Yankees trade Phelps and Prado to Miami

Miami Marlins starting pitcher Nathan Eovaldi (24) throws during a baseball game against the Washington Nationals at Nationals Park, Saturday, Sept. 27, 2014, in Washington. (AP Photo/Alex Brandon)

Lots of baseball news making the rounds this Friday afternoon in New York.

The Mets are reportedly kicking the tires yet again on Rockies shortstop Troy Tulowitzki, with Colorado reportedly looking for Noah Syndergaard plus in return.

The Yankees made another trade today, sending Martin Prado and David Phelps to Miami for Garrett Jones, Nathan Eovaldi and minor leaguer Domingo German.

Let’s take a look at this trade piece-by-piece.

Prado had a fine half-season in pinstripes after coming to New York in a deadline deal from Arizona. He hit .316 with seven home runs in his 37 games, spending time at second, third and the corner outfield spots. With the Yankees signing Chase Headley to a four-year deal, Prado looked like the everyday second baseman in 2015. He’s under contract at $11 million per season through the end of 2016.

Phelps has bounced between the starting rotation and the bullpen in his three years in a Yankees uniform. In 87 games, 40 of those starts, Phelps went 15-14 with a 4.21 ERA and a 2.24 strikeout-to-walk ratio. Take this for what it’s worth, but Phelps pitched to a 0.0 WAR over 113 innings in 2014. So he gave you exactly what you’d expect from a guy yanked up from Triple-A. Still, with the Yankees still having a number of health questions in the starting rotation, Phelps figured to be a key part of the team either as a starter or in middle relief.

So why would the Yankees trade those guys away?

We’ll start with German, a 22-year-old right-hander who’s yet to pitch above Single-A. German, however, is 20-10 with a 2.33 ERA in his five seasons at the lower levels of the minors, including a 9-3 season in 25 starts in the South Atlantic League in 2014. In 123 1/3 innings, he struck out 113, walked 25 and allowed 116 hits. Will that translate as he progresses through the minors? Of course, that remains to be seen, but German sure looks like a young pitcher to watch.

Jones, a seven-season major league vet, gives the Yankees insurance at three key spots. He can play first base if Mark Teixeira is out for any length of time. He can also spell Carlos Beltran in right should Beltran have any injury problems. A left-handed hitter who’s hit an average of 18.8 home runs per season since becoming a lineup regular in 2010, Jones could also get plenty of DH at-bats should Alex Rodriguez struggle.

The real key piece in this trade in Nate Eovaldi, a right-hander who turns 25 in spring training. An 11th-round pick in 2008 by the Dodgers, Eovaldi was the major chip sent to Miami in the Hanley Ramirez trade. Eovaldi was a regular part of the Marlins’ rotation last season, going 6-14 with a 4.37 ERA in 33 starts. He allowed 220 hits in 199 2/3 innings but his strikeout-to-walk ratio of 3.30 was by far the best of his career. Eovaldi’s FIP (fielding independent pitching) came in at 3.37, so there’s reason to believe that he just had a really unlucky season defensively behind him. FIP basically measures what a player’s ERA would have been had he played with defense and balls in play data equalized to match league averages.

The Yankees have indicated that they believe they can “fix” Eovaldi and bring him back to top prospect status rather than the below-average back-of-the-rotation starter he looked like this past season. If that’s the case, then this trade makes a ton of sense from the Yankees’ perspective.

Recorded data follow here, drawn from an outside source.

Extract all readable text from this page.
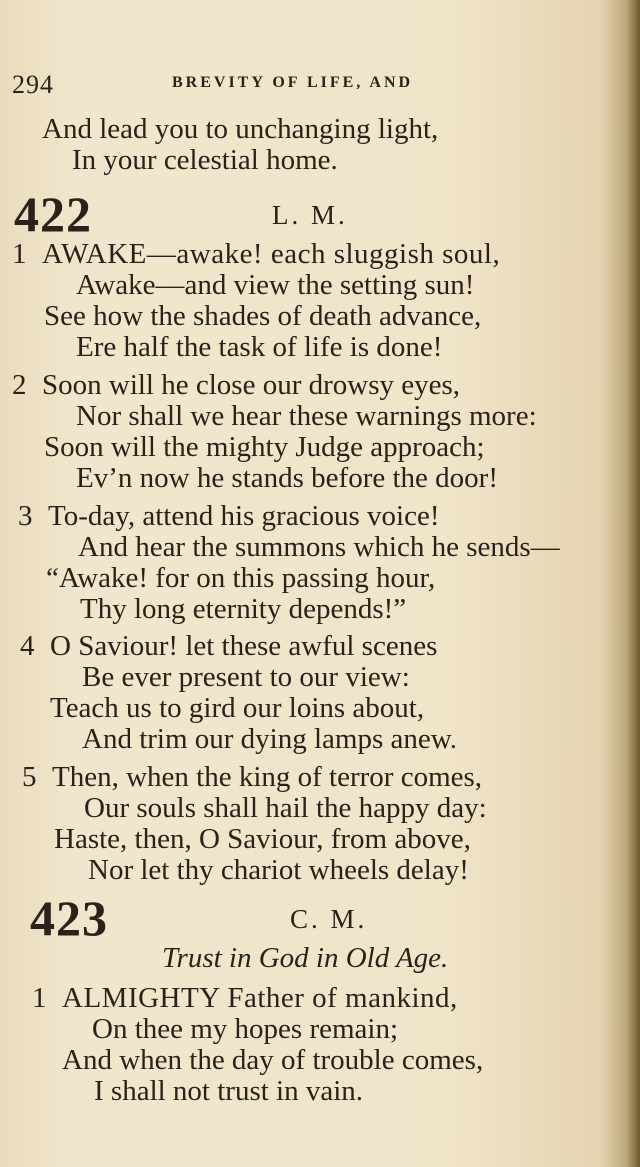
294	BREVITY OF LIFE, AND
And lead you to unchanging light,
In your celestial home.
422	L. M.
1 AWAKE—awake! each sluggish soul,
Awake—and view the setting sun!
See how the shades of death advance,
Ere half the task of life is done!
2 Soon will he close our drowsy eyes,
Nor shall we hear these warnings more:
Soon will the mighty Judge approach;
Ev’n now he stands before the door!
3 To-day, attend his gracious voice!
And hear the summons which he sends—
“Awake! for on this passing hour,
Thy long eternity depends!”
4 O Saviour! let these awful scenes
Be ever present to our view:
Teach us to gird our loins about,
And trim our dying lamps anew.
5 Then, when the king of terror comes,
Our souls shall hail the happy day:
Haste, then, O Saviour, from above,
Nor let thy chariot wheels delay!
423	C. M.
Trust in God in Old Age.
1 ALMIGHTY Father of mankind,
On thee my hopes remain;
And when the day of trouble comes,
I shall not trust in vain.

Even if they can’t totally get Eovaldi back on track, the Yankees did firm up the rotation with a guy who has proven he can go just about 200 innings. That’s a major boost to a team that’s unsure of what they’ll get from CC Sabathia and Masahiro Tanaka and Michael Pineda. Ivan Nova should be back from Tommy John surgery at some point in the middle of the season. They also have Chris Capuano in the fold. Hiroki Kuroda has yet to indicate whether he’ll return to the Yankees, play in Japan or retire, but Kuroda might also play in here as well. Eovaldi might not make the Yankees’ rotation a great deal stronger, but he adds some depth and some insurance.

Now, the Yankees have opened at hole at second base. Will they fill it with rookies Rob Refsnyder and/or Jose Pirela? Or does GM Brian Cashman have another move up his sleeve? There are few options left on the free agent market. Asdrubal Cabrera would be one choice, but would he rather play shortstop for another team? Rickie Weeks and Emilio Bonafacio could also work, but how much better would they be than the kids?

The Yankees strengthened their rotation and their bench with this trade but they’ve also opened up the search for a new second baseman.